Accept May 22 19:14:52 ovpns1 192.168.101.2:54009 192.168.100.111:80 TCP:S
Sun May 22 19:08:39 2016 WARNING: this configuration may cache passwords in memory – use the auth-nocache option to prevent this
Sun May 22 19:08:40 2016 [AAA] Peer Connection Initiated with [AF_INET]XXXX:1194
Sun May 22 19:08:42 2016 do_ifconfig, tt->ipv6=0, tt->did_ifconfig_ipv6_setup=0
Sun May 22 19:08:42 2016 open_tun, tt->ipv6=0
Sun May 22 19:08:42 2016 TAP-WIN32 device [Ethernet 2] opened: \.\Global{55937E67-29D2-4CFD-9724-3B2ADCE61312}.tap
Sun May 22 19:08:42 2016 Set TAP-Windows TUN subnet mode network/local/netmask = 192.168.101.0/192.168.101.2/255.255.255.0 [SUCCEEDED]
Sun May 22 19:08:42 2016 Notified TAP-Windows driver to set a DHCP IP/netmask of 192.168.101.2/255.255.255.0 on interface {55937E67-29D2-4CFD-9724-3B2ADCE61312} [DHCP-serv: 192.168.101.254, lease-time: 31536000]
Sun May 22 19:08:42 2016 Successful ARP Flush on interface [8] {55937E67-29D2-4CFD-9724-3B2ADCE61312}
Sun May 22 19:08:47 2016 Initialization Sequence Completed -
Are the default gateways in these devices set to pfSense?
Rules on the OpenVPN Tab/Assigned interface tab govern connections FROM the remote devices INTO your pfSense node.

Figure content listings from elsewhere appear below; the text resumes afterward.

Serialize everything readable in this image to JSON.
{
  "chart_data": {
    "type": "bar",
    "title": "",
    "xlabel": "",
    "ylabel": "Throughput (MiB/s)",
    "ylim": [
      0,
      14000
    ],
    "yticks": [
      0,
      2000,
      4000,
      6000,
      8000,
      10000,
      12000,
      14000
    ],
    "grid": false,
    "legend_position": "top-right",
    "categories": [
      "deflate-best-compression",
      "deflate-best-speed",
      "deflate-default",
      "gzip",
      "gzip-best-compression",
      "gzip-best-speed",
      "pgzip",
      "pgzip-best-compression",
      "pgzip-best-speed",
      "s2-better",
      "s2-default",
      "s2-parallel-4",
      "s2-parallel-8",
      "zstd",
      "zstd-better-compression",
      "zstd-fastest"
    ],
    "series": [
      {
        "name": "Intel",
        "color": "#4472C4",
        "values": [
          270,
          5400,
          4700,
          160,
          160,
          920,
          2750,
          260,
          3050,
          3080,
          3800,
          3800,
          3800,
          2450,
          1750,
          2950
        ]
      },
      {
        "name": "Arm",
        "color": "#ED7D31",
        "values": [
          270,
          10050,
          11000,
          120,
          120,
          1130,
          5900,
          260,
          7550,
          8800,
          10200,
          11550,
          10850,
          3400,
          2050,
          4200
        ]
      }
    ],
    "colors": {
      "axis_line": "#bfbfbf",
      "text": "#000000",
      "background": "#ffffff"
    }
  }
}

Connections from LAN to VPN devices are governed on the LAN tab.
This is probably routing, not OpenVPN.
-
"Are the default gateways in these devices set to pfSense?"
No, they have a internal dhcp server as their gateway.
-
Well then that's where they are going to send the traffic for networks on other that their subnet (like 192.168.101.0/24).
-
Is there a way to connect to the network (192.168.100.0/24) only for the connection or something without having to set another gw on each device?
-
You can outbound NAT out the pfSense LAN interface so all connections appear to come from 192.168.100.1.
You would lose the ability to determine which VPN client was accessing the 192.168.100.X device though as all connections would appear to come from from the same IP address.
-
I assume NAT is not possible, because I run in transparent mode/bridged?